Update at 2:15 p.m. ET: He'll work to make sure NPR is on a "sustainable economic plan," Gary just told Talk of the Nation host Neal Conan, and he sees federal funding as "an important leg of that stool." He likened public broadcasting to museums, libraries and other organizations that get government support because they're "important to our culture." But, he added, "I'm not going to count on anything," including continued federal funding, and won't "take anything for granted."
Update at 2:05 p.m. ET: The show's begun. There's an audio link at the top of this post now. Just click on "LISTEN: Gary Knell on Talk of the Nation."
Our original post continues below.
-- There's a post written by Gary on the This Is NPR blog. "This organization has a profound impact on our world every single day," he writes. "I'm humbled to now be able to say 'we' when I talk about all that NPR has done and will continue to do. ... The media environment is increasingly crowded, chaotic and complex. What people need is not just more information, but an ally to help them make sense of it all."
-- At 3 p.m. ET, Gary's due to have a "tweet chat." He's @nprgaryknell, and questions can be tagged #nprceo.
If you need background on Gary and the changes at NPR over the past year:
Vivian Schiller resigned as CEO and president last March after two high-profile controversies led the board of directors to conclude that she could no longer effectively lead NPR.
There was the Fall 2010 dismissal of NPR analyst Juan Williams after he said on Fox News Channel that he gets nervous when he sees people in "Muslim garb" on airplanes.

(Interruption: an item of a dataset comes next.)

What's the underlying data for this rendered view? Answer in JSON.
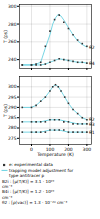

Williams went on to say it's wrong to profile or stereotype anyone based on his or her appearance, but NPR said it was one of a series of comments he had made that violated the network's standards. The handling of his dismissal and the controversy surrounding it — including comments Schiller made about Williams that she later apologized for — made headlines for several weeks. That controversy also led to the resignation of NPR's top news executive at the time, Ellen Weiss. Her permanent replacement has yet to be named.
And there was the release last March of a videotape surreptitiously made by associates of conservative activist James O'Keefe and heavily edited before its release, showing then-NPR fundraiser Ron Schiller (no relation to Vivian) slamming conservatives and appearing to question whether NPR needs federal funding.
The controversies fueled calls by some in Congress to cut funding to NPR.
NPR General Counsel and Senior Vice President for legal affairs Joyce Slocum served as interim CEO until today.
Gary joins NPR from Sesame Workshop — producers of the Sesame Street educational children's TV show — where he was president and CEO.